伊豆東部火山群の防災情報を気象庁の本庁(東京)だけが提供する今の方式は、どうしても一面的・一方通行的にならざるを得ない。このため、地元をよく知る火山専門家による補足や、市民や観光客の安全について責任をもつ伊東市役所からの解説も必須だろう。つまり、この「火山防災協議会」の会見は、気象庁・火山専門家・伊東市役所の合同会見と言うべきものであり、その場に各地区の自主防災会の代表を招くことも考慮すべきである。これによって市民や観光客は多面的な視点での情報が得られ、的確かつ冷静な防災行動が可能になると考えられる。また、こうした誠実で真摯な対応は、市民や観光客の安心感や信頼を得ることにもつながっていくだろう。
2009年12月17日17時の状況を想定した伊豆東部火山群の「地震活動の予測情報」の第一報(気象庁による)
平成○年○月17日17時00分 気象庁地震火山部
伊豆東部の地震活動に関する情報(第1号)
1.概況
16日夜から東伊豆奈良本のひずみ観測点で縮みのひずみ変化が観測されはじめ、本日、昼過ぎからは、体に感じない小さな地震が発生しはじめています。
2.地殻変動の状況
17日16時現在、東伊豆奈良本のひずみ計の縮み変化は継続しています。また、防災科学技術研究所が整備している周辺の傾斜計にも同期した変化がみられています。
3.地震活動の状況
17日昼過ぎから、体に感じない小さな規模の地震が発生しはじめました。伊東市大原で震度1以上を観測するような地震は発生していません。
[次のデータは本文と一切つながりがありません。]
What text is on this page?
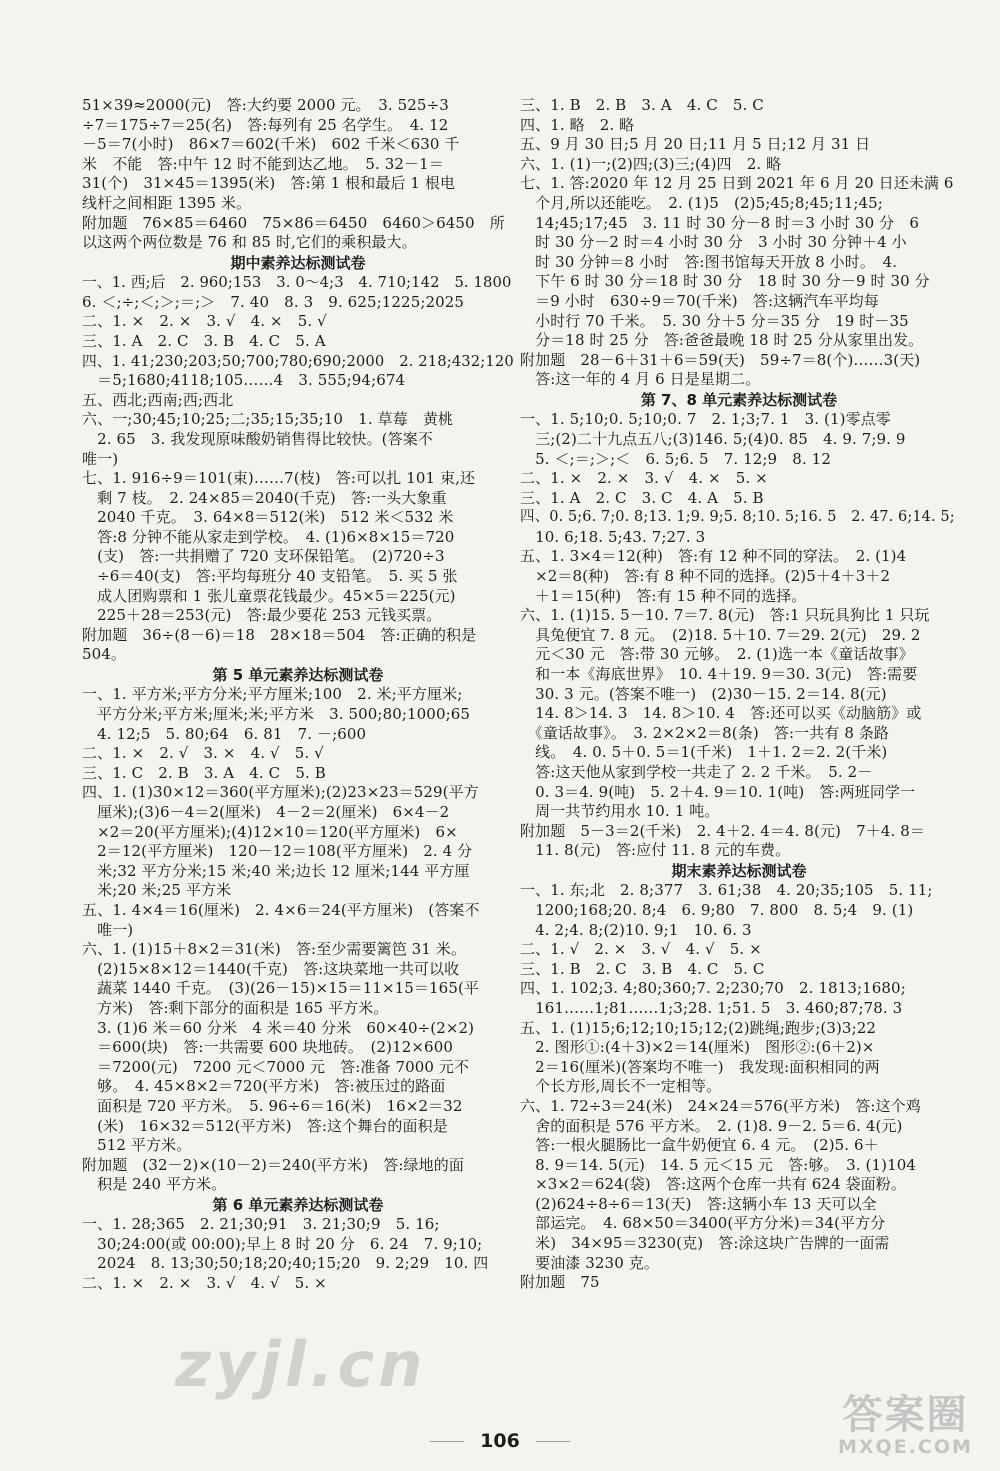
51×39≈2000(元)　答:大约要 2000 元。　3. 525÷3
÷7＝175÷7＝25(名)　答:每列有 25 名学生。　4. 12
－5＝7(小时)　86×7＝602(千米)　602 千米＜630 千
米　不能　答:中午 12 时不能到达乙地。　5. 32－1＝
31(个)　31×45＝1395(米)　答:第 1 根和最后 1 根电
线杆之间相距 1395 米。
附加题　76×85＝6460　75×86＝6450　6460＞6450　所
以这两个两位数是 76 和 85 时,它们的乘积最大。
期中素养达标测试卷
一、1. 西;后　2. 960;153　3. 0～4;3　4. 710;142　5. 1800
6. ＜;÷;＜;＞;＝;＞　7. 40　8. 3　9. 625;1225;2025
二、1. ×　2. ×　3. √　4. ×　5. √
三、1. A　2. C　3. B　4. C　5. A
四、1. 41;230;203;50;700;780;690;2000　2. 218;432;120
　＝5;1680;4118;105……4　3. 555;94;674
五、西北;西南;西;西北
六、一;30;45;10;25;二;35;15;35;10　1. 草莓　黄桃
　2. 65　3. 我发现原味酸奶销售得比较快。(答案不
唯一)
七、1. 916÷9＝101(束)……7(枝)　答:可以扎 101 束,还
　剩 7 枝。　2. 24×85＝2040(千克)　答:一头大象重
　2040 千克。　3. 64×8＝512(米)　512 米＜532 米
　答:8 分钟不能从家走到学校。　4. (1)6×8×15＝720
　(支)　答:一共捐赠了 720 支环保铅笔。　(2)720÷3
　÷6＝40(支)　答:平均每班分 40 支铅笔。　5. 买 5 张
　成人团购票和 1 张儿童票花钱最少。45×5＝225(元)
　225＋28＝253(元)　答:最少要花 253 元钱买票。
附加题　36÷(8－6)＝18　28×18＝504　答:正确的积是
504。
第 5 单元素养达标测试卷
一、1. 平方米;平方分米;平方厘米;100　2. 米;平方厘米;
　平方分米;平方米;厘米;米;平方米　3. 500;80;1000;65
　4. 12;5　5. 80;64　6. 81　7. －;600
二、1. ×　2. √　3. ×　4. √　5. √
三、1. C　2. B　3. A　4. C　5. B
四、1. (1)30×12＝360(平方厘米);(2)23×23＝529(平方
　厘米);(3)6－4＝2(厘米)　4－2＝2(厘米)　6×4－2
　×2＝20(平方厘米);(4)12×10＝120(平方厘米)　6×
　2＝12(平方厘米)　120－12＝108(平方厘米)　2. 4 分
　米;32 平方分米;15 米;40 米;边长 12 厘米;144 平方厘
　米;20 米;25 平方米
五、1. 4×4＝16(厘米)　2. 4×6＝24(平方厘米)　(答案不
　唯一)
六、1. (1)15＋8×2＝31(米)　答:至少需要篱笆 31 米。
　(2)15×8×12＝1440(千克)　答:这块菜地一共可以收
　蔬菜 1440 千克。　(3)(26－15)×15＝11×15＝165(平
　方米)　答:剩下部分的面积是 165 平方米。
　3. (1)6 米＝60 分米　4 米＝40 分米　60×40÷(2×2)
　＝600(块)　答:一共需要 600 块地砖。　(2)12×600
　＝7200(元)　7200 元＜7000 元　答:准备 7000 元不
　够。　4. 45×8×2＝720(平方米)　答:被压过的路面
　面积是 720 平方米。　5. 96÷6＝16(米)　16×2＝32
　(米)　16×32＝512(平方米)　答:这个舞台的面积是
　512 平方米。
附加题　(32－2)×(10－2)＝240(平方米)　答:绿地的面
　积是 240 平方米。
第 6 单元素养达标测试卷
一、1. 28;365　2. 21;30;91　3. 21;30;9　5. 16;
　30;24:00(或 00:00);早上 8 时 20 分　6. 24　7. 9;10;
　2024　8. 13;30;50;18;20;40;15;20　9. 2;29　10. 四
二、1. ×　2. ×　3. √　4. √　5. ×
三、1. B　2. B　3. A　4. C　5. C
四、1. 略　2. 略
五、9 月 30 日;5 月 20 日;11 月 5 日;12 月 31 日
六、1. (1)一;(2)四;(3)三;(4)四　2. 略
七、1. 答:2020 年 12 月 25 日到 2021 年 6 月 20 日还未满 6
　个月,所以还能吃。　2. (1)5　(2)5;45;8;45;11;45;
　14;45;17;45　3. 11 时 30 分－8 时＝3 小时 30 分　6
　时 30 分－2 时＝4 小时 30 分　3 小时 30 分钟＋4 小
　时 30 分钟＝8 小时　答:图书馆每天开放 8 小时。　4.
　下午 6 时 30 分＝18 时 30 分　18 时 30 分－9 时 30 分
　＝9 小时　630÷9＝70(千米)　答:这辆汽车平均每
　小时行 70 千米。　5. 30 分＋5 分＝35 分　19 时－35
　分＝18 时 25 分　答:爸爸最晚 18 时 25 分从家里出发。
附加题　28－6＋31＋6＝59(天)　59÷7＝8(个)……3(天)
　答:这一年的 4 月 6 日是星期二。
第 7、8 单元素养达标测试卷
一、1. 5;10;0. 5;10;0. 7　2. 1;3;7. 1　3. (1)零点零
　三;(2)二十九点五八;(3)146. 5;(4)0. 85　4. 9. 7;9. 9
　5. ＜;＝;＞;＜　6. 5;6. 5　7. 12;9　8. 12
二、1. ×　2. ×　3. √　4. ×　5. ×
三、1. A　2. C　3. C　4. A　5. B
四、0. 5;6. 7;0. 8;13. 1;9. 9;5. 8;10. 5;16. 5　2. 47. 6;14. 5;
　10. 6;18. 5;43. 7;27. 3
五、1. 3×4＝12(种)　答:有 12 种不同的穿法。　2. (1)4
　×2＝8(种)　答:有 8 种不同的选择。(2)5＋4＋3＋2
　＋1＝15(种)　答:有 15 种不同的选择。
六、1. (1)15. 5－10. 7＝7. 8(元)　答:1 只玩具狗比 1 只玩
　具兔便宜 7. 8 元。　(2)18. 5＋10. 7＝29. 2(元)　29. 2
　元＜30 元　答:带 30 元够。　2. (1)选一本《童话故事》
　和一本《海底世界》　10. 4＋19. 9＝30. 3(元)　答:需要
　30. 3 元。(答案不唯一)　(2)30－15. 2＝14. 8(元)
　14. 8＞14. 3　14. 8＞10. 4　答:还可以买《动脑筋》或
　《童话故事》。　3. 2×2×2＝8(条)　答:一共有 8 条路
　线。　4. 0. 5＋0. 5＝1(千米)　1＋1. 2＝2. 2(千米)
　答:这天他从家到学校一共走了 2. 2 千米。　5. 2－
　0. 3＝4. 9(吨)　5. 2＋4. 9＝10. 1(吨)　答:两班同学一
　周一共节约用水 10. 1 吨。
附加题　5－3＝2(千米)　2. 4＋2. 4＝4. 8(元)　7＋4. 8＝
　11. 8(元)　答:应付 11. 8 元的车费。
期末素养达标测试卷
一、1. 东;北　2. 8;377　3. 61;38　4. 20;35;105　5. 11;
　1200;168;20. 8;4　6. 9;80　7. 800　8. 5;4　9. (1)
　4. 2;4. 8;(2)10. 9;1　10. 6. 3
二、1. √　2. ×　3. √　4. √　5. ×
三、1. B　2. C　3. B　4. C　5. C
四、1. 102;3. 4;80;360;7. 2;230;70　2. 1813;1680;
　161……1;81……1;3;28. 1;51. 5　3. 460;87;78. 3
五、1. (1)15;6;12;10;15;12;(2)跳绳;跑步;(3)3;22
　2. 图形①:(4＋3)×2＝14(厘米)　图形②:(6＋2)×
　2＝16(厘米)(答案均不唯一)　我发现:面积相同的两
　个长方形,周长不一定相等。
六、1. 72÷3＝24(米)　24×24＝576(平方米)　答:这个鸡
　舍的面积是 576 平方米。　2. (1)8. 9－2. 5＝6. 4(元)
　答:一根火腿肠比一盒牛奶便宜 6. 4 元。　(2)5. 6＋
　8. 9＝14. 5(元)　14. 5 元＜15 元　答:够。　3. (1)104
　×3×2＝624(袋)　答:这两个仓库一共有 624 袋面粉。
　(2)624÷8÷6＝13(天)　答:这辆小车 13 天可以全
　部运完。　4. 68×50＝3400(平方分米)＝34(平方分
　米)　34×95＝3230(克)　答:涂这块广告牌的一面需
　要油漆 3230 克。
附加题　75
106
zyjl.cn
答案圈
MXQE.COM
ただし、震源に近い場所では揺れを感じる場合があります。
4.地震活動の予測
17日16時現在の観測データから予測される地震活動の規模等は、以下の通りです。
地震の規模と震度:
M5程度(場合によってはM6程度になる可能性があります)
震度4〜5弱程度 *(場合によってはさらに強い揺れになる場合があります)
震度1以上の地震回数:200〜400回程度
活動期間:数日程度(長い場合は1週間程度)
火山活動:噴火に直ちに結びつくような現象は観測されていません。
5.防災上の留意事項
活動期間の予測は一回のマグマ上昇に基づくため、複数回の上昇が起きた場合はさらに長引くことがあります。マグマがさらに浅部へ上昇した場合、地震活動がさらに活発になることがあります。
*地盤の状況等により、さらに揺れが大きくなる場合があります。